Secrecy Surrounding Proposed Maine Private Psychiatric Facility

A recent newspaper article from the Associated Press of August 13, 2018, just a week prior to the posting of this article by Marina Villeneuve, highlighted an interesting development in the state of Maine. This psychiatric commentator felt this was worthy of attention on a larger stage as it illustrates several issues regarding the continuing struggles in this country to try to come to terms with our three decades old national mental health service delivery crisis.

The article entitled, “Company fights to keep details of Bangor psychiatric home a secret,” concern the efforts of the Republican governor of Maine Mr. LePage and a Florida-based company, Correct Care Solutions, to keep secret the disclosure of its contracts, legal arrangements, staffing patterns and cost proposals surrounding the construction and operation of a 21 bed “residential psychiatric home” apparently for less acute psychiatric adult patients. This psychiatric residential home is to be operated by this private corporation for at least 10 years. It is to be located on the state campus of the Dorothea Dix Psychiatric Center in Bangor Maine for “some psychiatric patients who no longer need hospital care.” It appears as though there had been openly shared cordial agreement among the “Governor, lawmakers and (mental health) advocates” that the “secure residence could shorten waiting lists and ensure millions in jeopardized federal funding for a state psychiatric center that had lost federal certification” (in the recent past).

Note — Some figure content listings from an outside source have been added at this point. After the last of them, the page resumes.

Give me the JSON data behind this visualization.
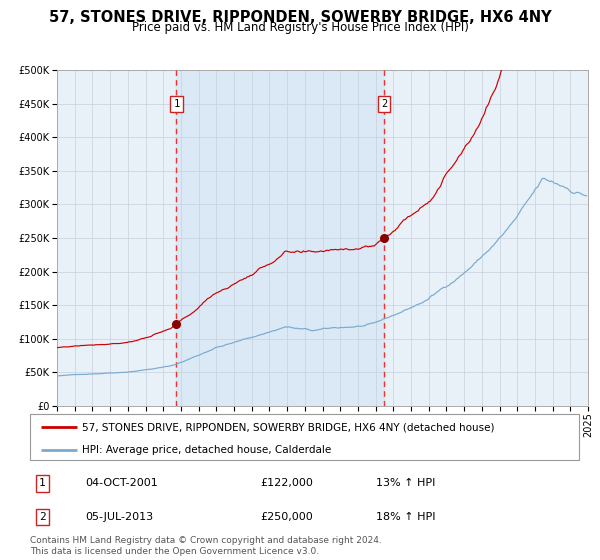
{
  "title": "57, STONES DRIVE, RIPPONDEN, SOWERBY BRIDGE, HX6 4NY",
  "subtitle": "Price paid vs. HM Land Registry's House Price Index (HPI)",
  "ylim": [
    0,
    500000
  ],
  "yticks": [
    0,
    50000,
    100000,
    150000,
    200000,
    250000,
    300000,
    350000,
    400000,
    450000,
    500000
  ],
  "year_start": 1995,
  "year_end": 2025,
  "plot_bg_color": "#e8f0f8",
  "grid_color": "#c8d0dc",
  "red_line_color": "#cc0000",
  "blue_line_color": "#7aaad0",
  "shade_color": "#d8e8f5",
  "dashed_line_color": "#ee3333",
  "marker_color": "#880000",
  "sale1_year": 2001.75,
  "sale1_value": 122000,
  "sale2_year": 2013.5,
  "sale2_value": 250000,
  "legend_red": "57, STONES DRIVE, RIPPONDEN, SOWERBY BRIDGE, HX6 4NY (detached house)",
  "legend_blue": "HPI: Average price, detached house, Calderdale",
  "table_row1": [
    "1",
    "04-OCT-2001",
    "£122,000",
    "13% ↑ HPI"
  ],
  "table_row2": [
    "2",
    "05-JUL-2013",
    "£250,000",
    "18% ↑ HPI"
  ],
  "footer": "Contains HM Land Registry data © Crown copyright and database right 2024.\nThis data is licensed under the Open Government Licence v3.0.",
  "title_fontsize": 10.5,
  "subtitle_fontsize": 8.5,
  "tick_fontsize": 7,
  "legend_fontsize": 7.5,
  "table_fontsize": 8,
  "footer_fontsize": 6.5
}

However apparently in the recent past, the previously shared intentions aims and objectives among the parties in Maine had run afoul of Correct Care’s wish to keep many of its issues, past history and proposals surrounding the construction of this facility secret. In spite of the fact that the company was notified by state agencies that all its proposals would be public documents, the company submitted many of its proposals amid expected secrecy or ‘confidence’ as the company termed it. But it did claim publicly is that its facility would cost taxpayers less in day-to-day per patient cost than the state’s two inpatient psychiatric centers. This is not a startling proposal as inpatient care is always much more expensive than non-hospital-based nonacute level care.